Long before most banks launch new branch designs, tablets will be commonplace in legacy branches in an effort to improve customer engagement, concludes a recent report by Celent.
A June 2015 survey found that over 60% of institutions felt that tablet usage by front-line branch personnel would be “extremely likely.” A follow-on survey in August found that institutions are planning to both supplement and replace desktops. Tablets will soon be used to facilitate sales and service interactions as well as to assist self-service transactions.
“Tablets will quickly become a common fixture in the branch,” says Bob Meara, a senior analyst with Celent’s Banking practice and coauthor of the report. “But, with most software platforms not yet tablet-ready, usage will initially be limited to simple tasks.”

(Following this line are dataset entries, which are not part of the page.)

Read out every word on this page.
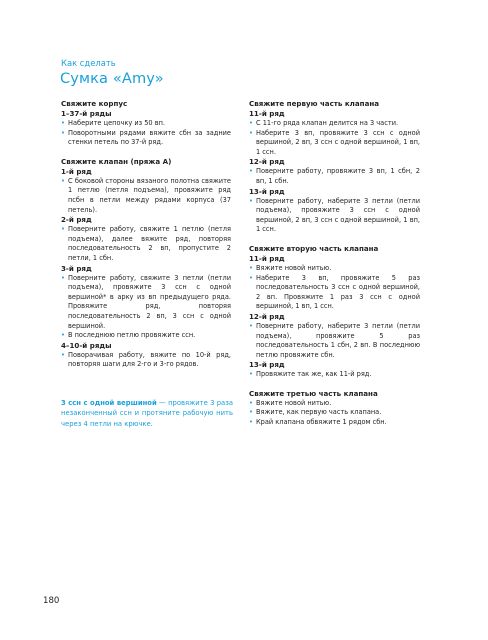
Как сделать
Сумка «Amy»
Свяжите корпус
1–37-й ряды
• Наберите цепочку из 50 вп.
• Поворотными рядами вяжите сбн за задние стенки петель по 37-й ряд.
Свяжите клапан (пряжа А)
1-й ряд
• С боковой стороны вязаного полотна свяжите 1 петлю (петля подъема), провяжите ряд псбн в петли между рядами корпуса (37 петель).
2-й ряд
• Поверните работу, свяжите 1 петлю (петля подъема), далее вяжите ряд, повторяя последовательность 2 вп, пропустите 2 петли, 1 сбн.
3-й ряд
• Поверните работу, свяжите 3 петли (петли подъема), провяжите 3 ссн с одной вершиной* в арку из вп предыдущего ряда. Провяжите ряд, повторяя последовательность 2 вп, 3 ссн с одной вершиной.
• В последнюю петлю провяжите ссн.
4–10-й ряды
• Поворачивая работу, вяжите по 10-й ряд, повторяя шаги для 2-го и 3-го рядов.
Свяжите первую часть клапана
11-й ряд
• С 11-го ряда клапан делится на 3 части.
• Наберите 3 вп, провяжите 3 ссн с одной вершиной, 2 вп, 3 ссн с одной вершиной, 1 вп, 1 ссн.
12-й ряд
• Поверните работу, провяжите 3 вп, 1 сбн, 2 вп, 1 сбн.
13-й ряд
• Поверните работу, наберите 3 петли (петли подъема), провяжите 3 ссн с одной вершиной, 2 вп, 3 ссн с одной вершиной, 1 вп, 1 ссн.
Свяжите вторую часть клапана
11-й ряд
• Вяжите новой нитью.
• Наберите 3 вп, провяжите 5 раз последовательность 3 ссн с одной вершиной, 2 вп. Провяжите 1 раз 3 ссн с одной вершиной, 1 вп, 1 ссн.
12-й ряд
• Поверните работу, наберите 3 петли (петли подъема), провяжите 5 раз последовательность 1 сбн, 2 вп. В последнюю петлю провяжите сбн.
13-й ряд
• Провяжите так же, как 11-й ряд.
Свяжите третью часть клапана
• Вяжите новой нитью.
• Вяжите, как первую часть клапана.
• Край клапана обвяжите 1 рядом сбн.
3 ссн с одной вершиной — провяжите 3 раза незаконченный ссн и протяните рабочую нить через 4 петли на крючке.
180
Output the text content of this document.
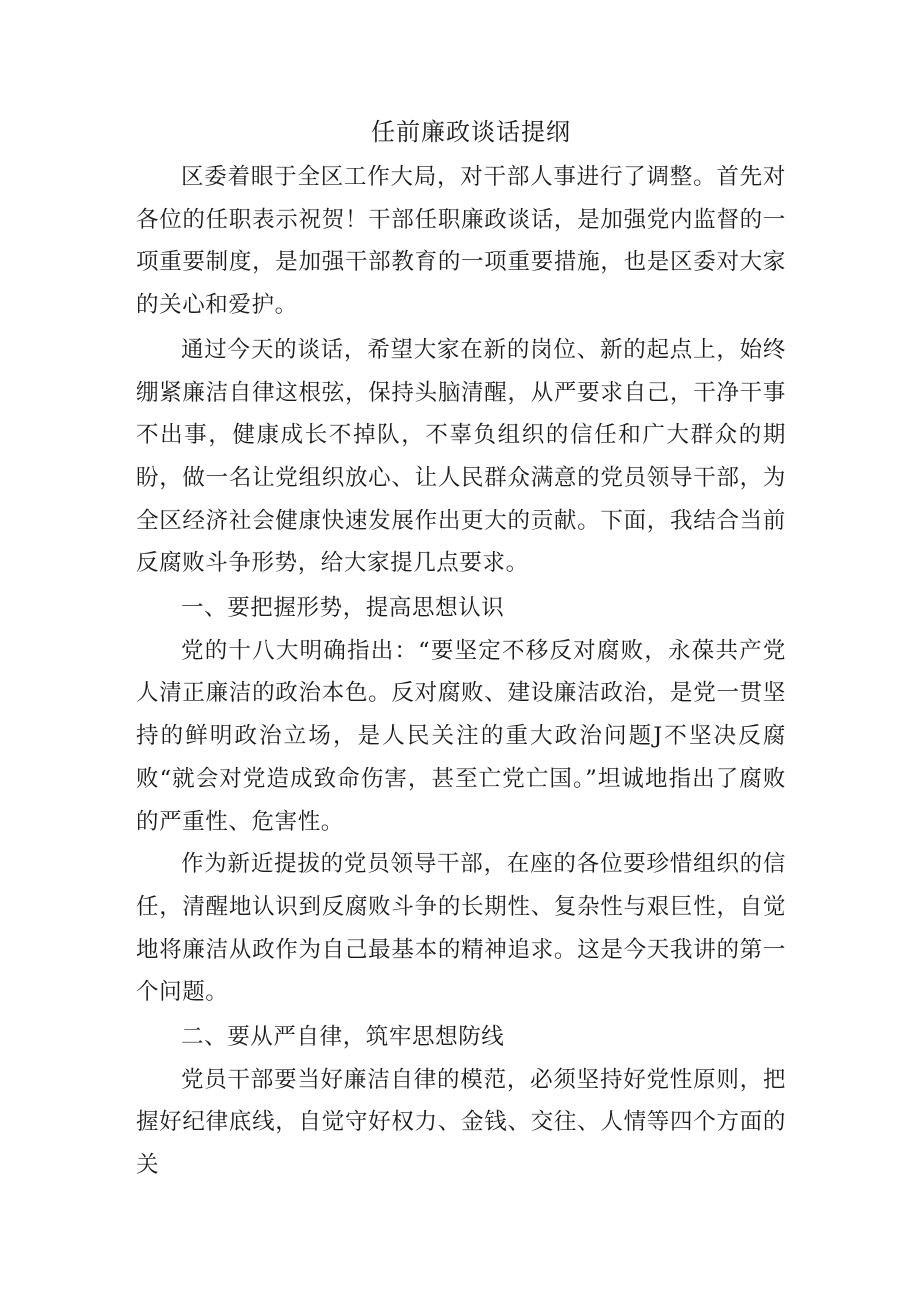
任前廉政谈话提纲

区委着眼于全区工作大局，对干部人事进行了调整。首先对各位的任职表示祝贺！干部任职廉政谈话，是加强党内监督的一项重要制度，是加强干部教育的一项重要措施，也是区委对大家的关心和爱护。

通过今天的谈话，希望大家在新的岗位、新的起点上，始终绷紧廉洁自律这根弦，保持头脑清醒，从严要求自己，干净干事不出事，健康成长不掉队，不辜负组织的信任和广大群众的期盼，做一名让党组织放心、让人民群众满意的党员领导干部，为全区经济社会健康快速发展作出更大的贡献。下面，我结合当前反腐败斗争形势，给大家提几点要求。

一、要把握形势，提高思想认识

党的十八大明确指出：“要坚定不移反对腐败，永葆共产党人清正廉洁的政治本色。反对腐败、建设廉洁政治，是党一贯坚持的鲜明政治立场，是人民关注的重大政治问题J不坚决反腐败“就会对党造成致命伤害，甚至亡党亡国。”坦诚地指出了腐败的严重性、危害性。

作为新近提拔的党员领导干部，在座的各位要珍惜组织的信任，清醒地认识到反腐败斗争的长期性、复杂性与艰巨性，自觉地将廉洁从政作为自己最基本的精神追求。这是今天我讲的第一个问题。

二、要从严自律，筑牢思想防线

党员干部要当好廉洁自律的模范，必须坚持好党性原则，把握好纪律底线，自觉守好权力、金钱、交往、人情等四个方面的关
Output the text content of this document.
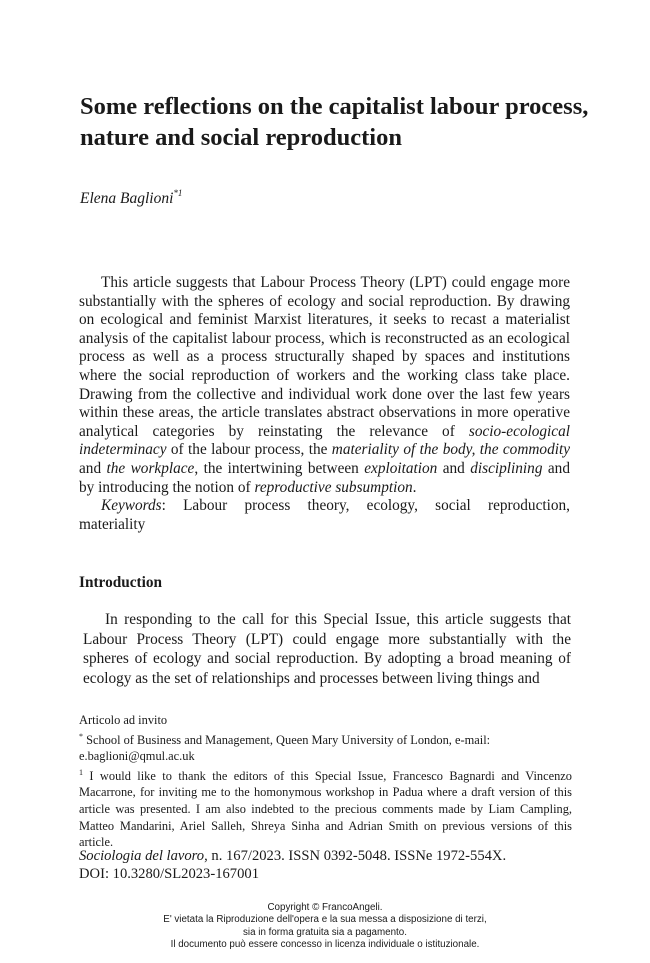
Some reflections on the capitalist labour process, nature and social reproduction
Elena Baglioni$^{*1}$

This article suggests that Labour Process Theory (LPT) could engage more substantially with the spheres of ecology and social reproduction. By drawing on ecological and feminist Marxist literatures, it seeks to recast a materialist analysis of the capitalist labour process, which is reconstructed as an ecological process as well as a process structurally shaped by spaces and institutions where the social reproduction of workers and the working class take place. Drawing from the collective and individual work done over the last few years within these areas, the article translates abstract observations in more operative analytical categories by reinstating the relevance of socio-ecological indeterminacy of the labour process, the materiality of the body, the commodity and the workplace, the intertwining between exploitation and disciplining and by introducing the notion of reproductive subsumption.

Keywords: Labour process theory, ecology, social reproduction,

materiality
Introduction

In responding to the call for this Special Issue, this article suggests that Labour Process Theory (LPT) could engage more substantially with the spheres of ecology and social reproduction. By adopting a broad meaning of ecology as the set of relationships and processes between living things and

Articolo ad invito
* School of Business and Management, Queen Mary University of London, e-mail:
e.baglioni@qmul.ac.uk
$^1$ I would like to thank the editors of this Special Issue, Francesco Bagnardi and Vincenzo Macarrone, for inviting me to the homonymous workshop in Padua where a draft version of this article was presented. I am also indebted to the precious comments made by Liam Campling, Matteo Mandarini, Ariel Salleh, Shreya Sinha and Adrian Smith on previous versions of this article.
Sociologia del lavoro, n. 167/2023. ISSN 0392-5048. ISSNe 1972-554X.
DOI: 10.3280/SL2023-167001
Copyright © FrancoAngeli.
E' vietata la Riproduzione dell'opera e la sua messa a disposizione di terzi,
sia in forma gratuita sia a pagamento.
Il documento può essere concesso in licenza individuale o istituzionale.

Additional insights from the research:
• Banks are focused on a trio of synergistic, short-term branch channel objectives: sales effectiveness, cost reduction, and digital channel adoption.

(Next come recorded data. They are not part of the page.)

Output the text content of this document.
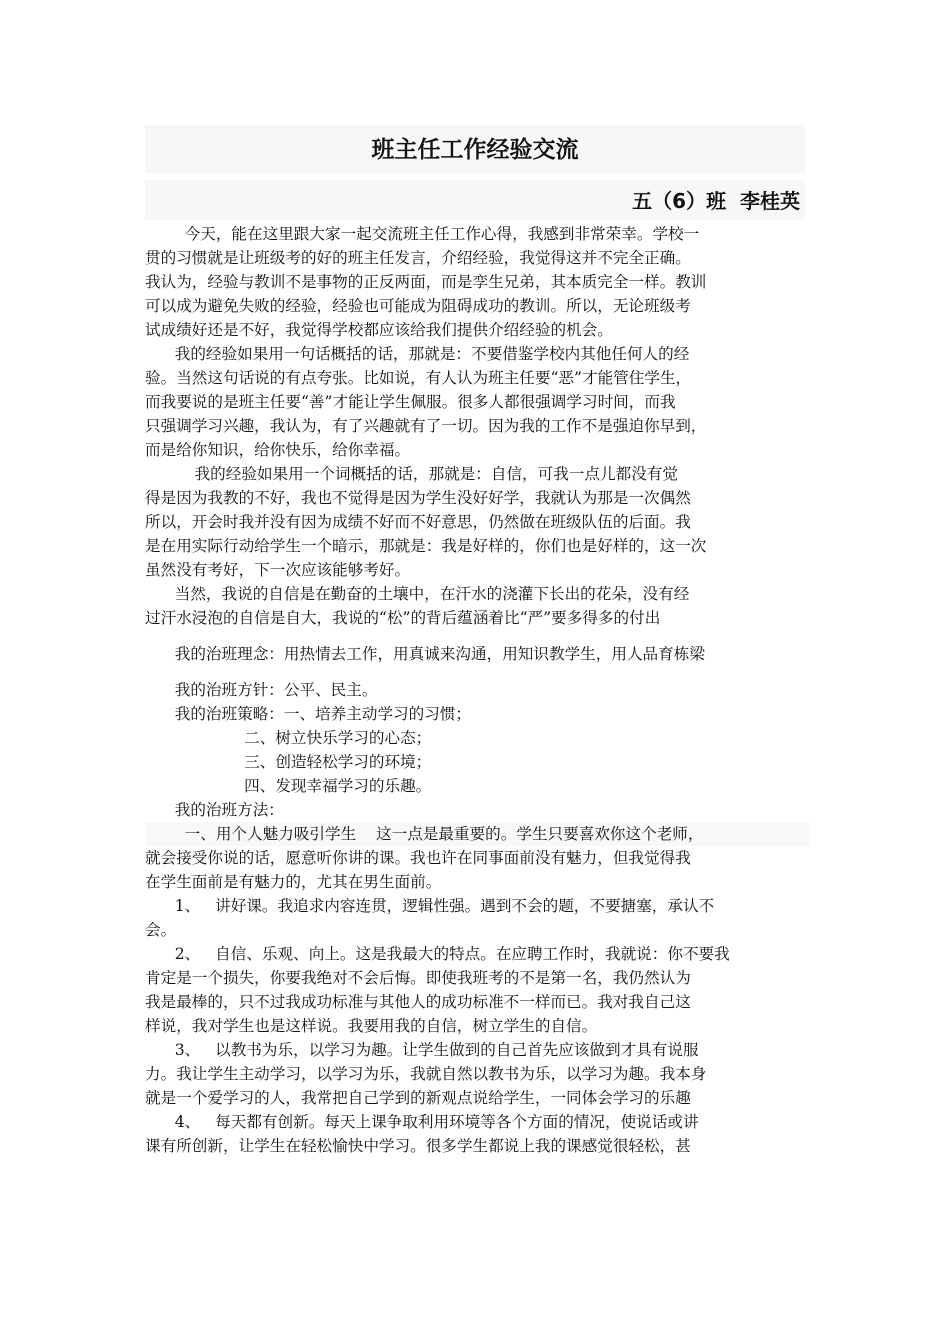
班主任工作经验交流

五（6）班  李桂英

今天，能在这里跟大家一起交流班主任工作心得，我感到非常荣幸。学校一
贯的习惯就是让班级考的好的班主任发言，介绍经验，我觉得这并不完全正确。
我认为，经验与教训不是事物的正反两面，而是孪生兄弟，其本质完全一样。教训
可以成为避免失败的经验，经验也可能成为阻碍成功的教训。所以，无论班级考
试成绩好还是不好，我觉得学校都应该给我们提供介绍经验的机会。
我的经验如果用一句话概括的话，那就是：不要借鉴学校内其他任何人的经
验。当然这句话说的有点夸张。比如说，有人认为班主任要“恶”才能管住学生，
而我要说的是班主任要“善”才能让学生佩服。很多人都很强调学习时间，而我
只强调学习兴趣，我认为，有了兴趣就有了一切。因为我的工作不是强迫你早到，
而是给你知识，给你快乐，给你幸福。
我的经验如果用一个词概括的话，那就是：自信，可我一点儿都没有觉
得是因为我教的不好，我也不觉得是因为学生没好好学，我就认为那是一次偶然
所以，开会时我并没有因为成绩不好而不好意思，仍然做在班级队伍的后面。我
是在用实际行动给学生一个暗示，那就是：我是好样的，你们也是好样的，这一次
虽然没有考好，下一次应该能够考好。
当然，我说的自信是在勤奋的土壤中，在汗水的浇灌下长出的花朵，没有经
过汗水浸泡的自信是自大，我说的“松”的背后蕴涵着比“严”要多得多的付出
我的治班理念：用热情去工作，用真诚来沟通，用知识教学生，用人品育栋梁
我的治班方针：公平、民主。
我的治班策略：一、培养主动学习的习惯；
二、树立快乐学习的心态；
三、创造轻松学习的环境；
四、发现幸福学习的乐趣。
我的治班方法：
一、用个人魅力吸引学生    这一点是最重要的。学生只要喜欢你这个老师，
就会接受你说的话，愿意听你讲的课。我也许在同事面前没有魅力，但我觉得我
在学生面前是有魅力的，尤其在男生面前。
1、   讲好课。我追求内容连贯，逻辑性强。遇到不会的题，不要搪塞，承认不
会。
2、   自信、乐观、向上。这是我最大的特点。在应聘工作时，我就说：你不要我
肯定是一个损失，你要我绝对不会后悔。即使我班考的不是第一名，我仍然认为
我是最棒的，只不过我成功标准与其他人的成功标准不一样而已。我对我自己这
样说，我对学生也是这样说。我要用我的自信，树立学生的自信。
3、   以教书为乐，以学习为趣。让学生做到的自己首先应该做到才具有说服
力。我让学生主动学习，以学习为乐，我就自然以教书为乐，以学习为趣。我本身
就是一个爱学习的人，我常把自己学到的新观点说给学生，一同体会学习的乐趣
4、   每天都有创新。每天上课争取利用环境等各个方面的情况，使说话或讲
课有所创新，让学生在轻松愉快中学习。很多学生都说上我的课感觉很轻松，甚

Digital channel adoption is viewed both as a cost-reduction play and as a more important strategic imperative to ensure customers “see what the bank has to offer.”
• Integrating physical and digital channels is a high short-term priority, with obtaining a “single version of truth” (the proverbial 360-degree customer view) as well as coordinating account and loan origination activities across channels the most pressing objectives.

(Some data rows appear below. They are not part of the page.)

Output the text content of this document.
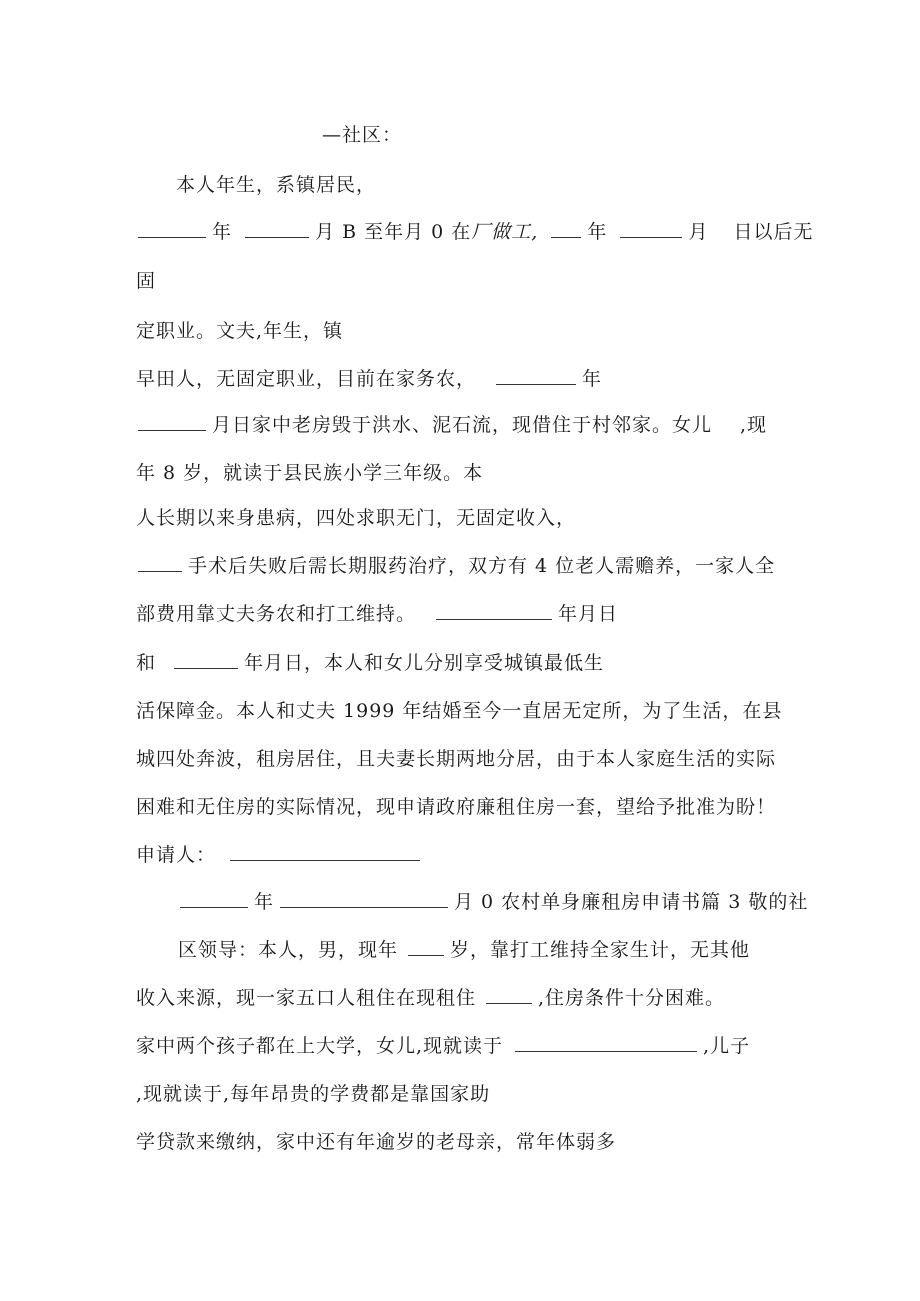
—社区：
本人年生，系镇居民，
年	月 B 至年月 0 在厂做工,	年	月 日以后无
固
定职业。文夫,年生，镇
早田人，无固定职业，目前在家务农，	年
月日家中老房毁于洪水、泥石流，现借住于村邻家。女儿 ,现
年 8 岁，就读于县民族小学三年级。本
人长期以来身患病，四处求职无门，无固定收入，
手术后失败后需长期服药治疗，双方有 4 位老人需赡养，一家人全
部费用靠丈夫务农和打工维持。	年月日
和	年月日，本人和女儿分别享受城镇最低生
活保障金。本人和丈夫 1999 年结婚至今一直居无定所，为了生活，在县
城四处奔波，租房居住，且夫妻长期两地分居，由于本人家庭生活的实际
困难和无住房的实际情况，现申请政府廉租住房一套，望给予批准为盼！
申请人：
年	月 0 农村单身廉租房申请书篇 3 敬的社
区领导：本人，男，现年	岁，靠打工维持全家生计，无其他
收入来源，现一家五口人租住在现租住	,住房条件十分困难。
家中两个孩子都在上大学，女儿,现就读于	,儿子
,现就读于,每年昂贵的学费都是靠国家助
学贷款来缴纳，家中还有年逾岁的老母亲，常年体弱多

Digital appointment booking is an important short-term capability for larger banks, with a third rating it “extremely important.” More esoteric examples of digital channel integration such as geolocation and pre-staging transactions are seen as comparatively unimportant.
• Branch software environments are slowly changing.
Emerging environments will leverage middleware and rely on browser-based user interfaces to accommodate a growing number of branch-based devices. Evolution to an omnichannel platform will be far off for most institutions.